Fatma Bendhaou
26 Novembre 2020•Mise à jour: 26 Novembre 2020
AA/ Abidjan/ Fulbert Yao
Trois cadres du parti démocratique de Côte d’Ivoire (PDCI), arrêtés le 3 novembre à la résidence de l’opposant Henri Konan Bédié à Abidjan, suite à la création du «Conseil national de transition» par l’opposition au terme de l’élection présidentielle, ont été libérés dans la nuit de mercredi à jeudi, a-t-on appris de sources proches du parti.
Il s’agit des sénateurs Seri Bi N’Guessan et Bassy Koffi ainsi que de Valérie Yapo, secrétaire exécutive du PDCI chargée de la Francophonie.
Avant eux, cinq proches de Bédié avaient été libérés entre le 11 et le 15 novembre. A ce jour, restent détenus Maurice Kakou Guikahué, secrétaire exécutif en chef du PDCI et N’dri Pierre Narcisse, secrétaire exécutif, porte-parole du parti. Le président du Front populaire ivoirien, Pascal Affi N’guessan est également encore détenu ainsi que des centaines de civils arrêtés pour des violences meurtrières.
Le 21 novembre dernier, Henri Konan Bédié avait conditionné la reprise du dialogue entamé le 11 novembre dernier avec le chef de l’Etat, Alassane Ouattara, à la libération des cadres du PDCI, ainsi que celle de Pascal Affi N’Guessan.
Si certains observateurs saluent ce geste de décrispation, des opposants et acteurs de la société civile se montrent sceptiques et disent s’attendre à plus.

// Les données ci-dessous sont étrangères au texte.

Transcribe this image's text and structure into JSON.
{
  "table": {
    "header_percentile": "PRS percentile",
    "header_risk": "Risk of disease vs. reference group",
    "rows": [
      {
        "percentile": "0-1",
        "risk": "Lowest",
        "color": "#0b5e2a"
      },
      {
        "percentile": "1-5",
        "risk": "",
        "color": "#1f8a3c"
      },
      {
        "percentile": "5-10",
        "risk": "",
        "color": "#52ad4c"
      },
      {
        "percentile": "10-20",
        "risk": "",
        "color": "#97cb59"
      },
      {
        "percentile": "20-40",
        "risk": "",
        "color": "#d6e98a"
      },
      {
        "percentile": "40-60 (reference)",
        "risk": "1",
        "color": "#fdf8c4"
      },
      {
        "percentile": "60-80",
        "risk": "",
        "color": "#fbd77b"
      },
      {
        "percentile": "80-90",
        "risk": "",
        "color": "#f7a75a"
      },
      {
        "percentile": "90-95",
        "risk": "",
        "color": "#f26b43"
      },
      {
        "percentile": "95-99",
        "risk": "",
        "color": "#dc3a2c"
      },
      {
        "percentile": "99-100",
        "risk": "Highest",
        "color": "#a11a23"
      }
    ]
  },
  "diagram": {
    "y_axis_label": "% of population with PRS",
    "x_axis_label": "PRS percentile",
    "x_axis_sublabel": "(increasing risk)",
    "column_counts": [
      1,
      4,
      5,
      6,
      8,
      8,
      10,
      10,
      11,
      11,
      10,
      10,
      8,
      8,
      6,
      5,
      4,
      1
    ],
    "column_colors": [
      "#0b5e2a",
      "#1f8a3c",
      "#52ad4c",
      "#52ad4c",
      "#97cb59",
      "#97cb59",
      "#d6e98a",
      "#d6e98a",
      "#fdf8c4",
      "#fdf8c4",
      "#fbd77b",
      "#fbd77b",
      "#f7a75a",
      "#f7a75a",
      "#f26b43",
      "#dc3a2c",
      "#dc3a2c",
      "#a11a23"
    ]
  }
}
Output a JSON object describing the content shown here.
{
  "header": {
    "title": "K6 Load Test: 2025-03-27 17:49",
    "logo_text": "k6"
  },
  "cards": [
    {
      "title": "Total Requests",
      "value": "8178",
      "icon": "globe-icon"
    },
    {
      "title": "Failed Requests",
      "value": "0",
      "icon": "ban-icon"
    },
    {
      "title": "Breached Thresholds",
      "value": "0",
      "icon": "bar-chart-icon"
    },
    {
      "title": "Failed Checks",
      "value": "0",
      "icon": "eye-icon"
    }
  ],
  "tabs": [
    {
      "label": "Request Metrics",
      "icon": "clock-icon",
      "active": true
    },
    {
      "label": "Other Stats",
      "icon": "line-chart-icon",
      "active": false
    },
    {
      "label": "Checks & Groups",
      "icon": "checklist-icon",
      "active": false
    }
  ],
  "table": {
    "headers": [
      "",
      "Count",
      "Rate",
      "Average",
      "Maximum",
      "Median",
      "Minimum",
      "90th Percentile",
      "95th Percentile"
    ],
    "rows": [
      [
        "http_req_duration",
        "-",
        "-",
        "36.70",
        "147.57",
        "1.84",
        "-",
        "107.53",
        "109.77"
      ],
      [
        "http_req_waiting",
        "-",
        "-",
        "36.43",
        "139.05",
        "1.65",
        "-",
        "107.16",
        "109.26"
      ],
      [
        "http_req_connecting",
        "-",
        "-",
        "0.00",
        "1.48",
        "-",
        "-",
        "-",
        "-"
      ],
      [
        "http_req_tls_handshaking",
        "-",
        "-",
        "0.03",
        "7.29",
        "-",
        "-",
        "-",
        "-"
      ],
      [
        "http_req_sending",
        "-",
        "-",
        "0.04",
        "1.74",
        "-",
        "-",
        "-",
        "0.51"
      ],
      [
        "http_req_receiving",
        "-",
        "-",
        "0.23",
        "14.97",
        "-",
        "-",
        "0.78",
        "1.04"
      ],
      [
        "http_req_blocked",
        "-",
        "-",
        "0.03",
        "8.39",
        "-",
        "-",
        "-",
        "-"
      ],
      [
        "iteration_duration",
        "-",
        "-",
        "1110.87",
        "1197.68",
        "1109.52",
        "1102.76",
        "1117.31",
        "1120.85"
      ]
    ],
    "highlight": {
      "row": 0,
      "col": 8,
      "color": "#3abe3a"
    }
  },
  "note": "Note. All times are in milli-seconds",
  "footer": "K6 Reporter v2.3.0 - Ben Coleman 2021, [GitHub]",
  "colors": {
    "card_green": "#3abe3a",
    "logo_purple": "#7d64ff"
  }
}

Dans une déclaration à Anadolu, le Secrétaire général de l’Union pour la démocratie et la paix en Côte d'Ivoire (UDPCI), Jean Blé Guirao a demandé la libération de tous les prisonniers de «manière totale ».
« Nous ne demandons pas de libérer les gens de manière séquentielle mais plutôt de manière globale. Nous ne comprenons pas ce qui se passe. Et nous ne sommes pas partants », a réagi l’opposant, joint par téléphone.
Quant à Boga Sako Gervais, président de la Fondation Ivoirienne pour l'observation et la surveillance des Droits de l'Homme et de la vie Politique (FIDHOP), il dit prendre acte, « sans pour autant s'en réjouir outre mesure »
« Nous avons la preuve que le pouvoir fait un chantage honteux à l'opposition ; et c'est vraiment déplorable » a-t-il affirmé.
« L'opposition, à travers le président Henri Konan Bédié a donné son accord pour un dialogue avec l'ex président Ouattara, certes. Mais à la condition préalable que les leaders de l'opposition soient tous libérés. Et ceci est non négociable », a-t-il déclaré à Anadolu.